Enfin, aucune disposition du texte ne vise à favoriser l’embauche des sapeurs-pompiers volontaires dans le secteur public. C’est dommage, d’autant que la proposition de loi ne s’attaque pas non plus aux freins à l’embauche des volontaires dans le secteur privé.

La question du maintien du niveau de la qualité du service de secours rendu à la population reste également centrale, à l’heure où les volontaires sont toujours aussi difficiles à trouver. C’est le cas dans ma circonscription, notamment au centre de secours Annemasse-Gaillard, qui est le plus important du département avec près de 8 500 interventions par an. Pourtant, les initiatives locales ne manquent pas. Avec le département de la Haute-Savoie, nous avons décidé de faire du développement du volontariat une priorité sur plusieurs années.
Cela passe par la sensibilisation des élus, par des journées portes ouvertes, par la signature de conventions de disponibilité avec les employeurs privés et publics et par la reconnaissance des entreprises « citoyennes ».

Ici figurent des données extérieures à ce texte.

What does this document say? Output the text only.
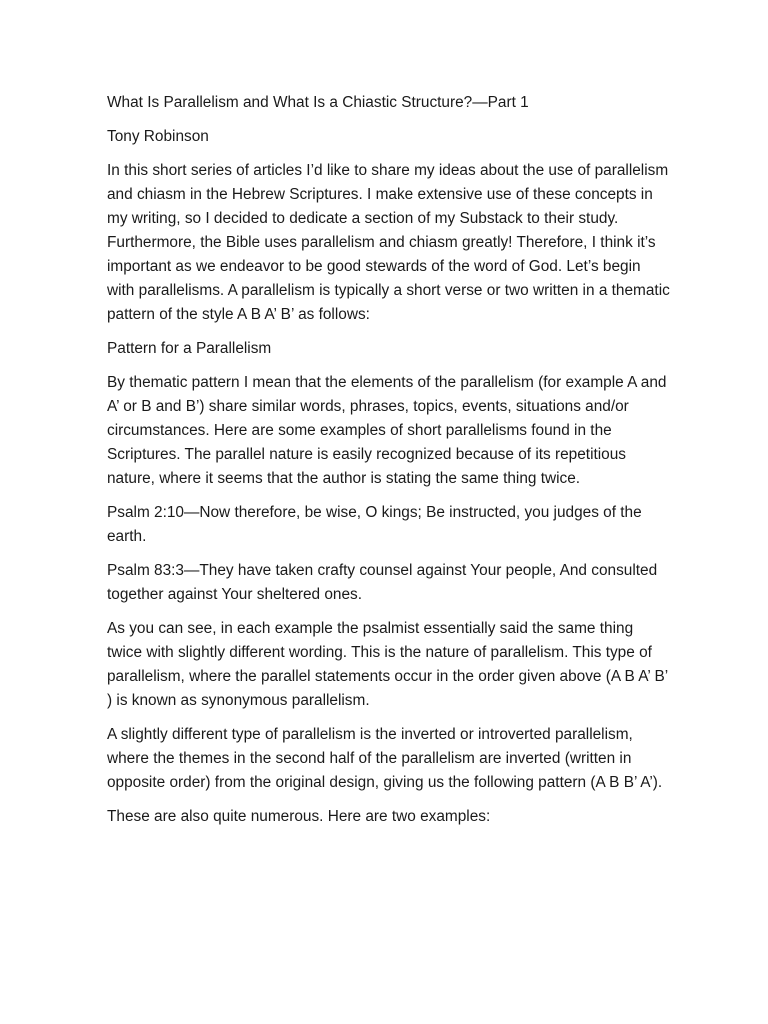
What Is Parallelism and What Is a Chiastic Structure?—Part 1

Tony Robinson

In this short series of articles I’d like to share my ideas about the use of parallelism and chiasm in the Hebrew Scriptures. I make extensive use of these concepts in my writing, so I decided to dedicate a section of my Substack to their study. Furthermore, the Bible uses parallelism and chiasm greatly! Therefore, I think it’s important as we endeavor to be good stewards of the word of God. Let’s begin with parallelisms. A parallelism is typically a short verse or two written in a thematic pattern of the style A B A’ B’ as follows:

Pattern for a Parallelism

By thematic pattern I mean that the elements of the parallelism (for example A and A’ or B and B’) share similar words, phrases, topics, events, situations and/or circumstances. Here are some examples of short parallelisms found in the Scriptures. The parallel nature is easily recognized because of its repetitious nature, where it seems that the author is stating the same thing twice.

Psalm 2:10—Now therefore, be wise, O kings; Be instructed, you judges of the earth.

Psalm 83:3—They have taken crafty counsel against Your people, And consulted together against Your sheltered ones.

As you can see, in each example the psalmist essentially said the same thing twice with slightly different wording. This is the nature of parallelism. This type of parallelism, where the parallel statements occur in the order given above (A B A’ B’ ) is known as synonymous parallelism.

A slightly different type of parallelism is the inverted or introverted parallelism, where the themes in the second half of the parallelism are inverted (written in opposite order) from the original design, giving us the following pattern (A B B’ A’).

These are also quite numerous. Here are two examples:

Si, sur le terrain, nous nous engageons pour le maintien d’un haut niveau de service des SDIS, nous avons cependant inévitablement besoin du soutien de l’État.

Je regrette aussi l’absence de mesures incitatives dans le texte pour susciter davantage de vocations parmi les jeunes, qui sont seulement 10 %, et les femmes, qui représentent elles aussi seulement 17 % des pompiers volontaires.

Nous voterons cette proposition de loi, même si ses objectifs ne vont pas encore assez loin et que ses ambitions pour les sapeurs-pompiers, pour lesquels nous devons nous engager, demeurent insuffisantes. Ils sont pourtant les piliers de notre modèle de sécurité civile. L’objectif fixé par le Président de la République de 200 000 volontaires en 2017 ne sera pas atteint. J’ai cosigné plusieurs amendements de mes collègues visant à améliorer la proposition de loi par des mesures plus incitatives pour la profession. J’espère que nous nous retrouverons pour les voter.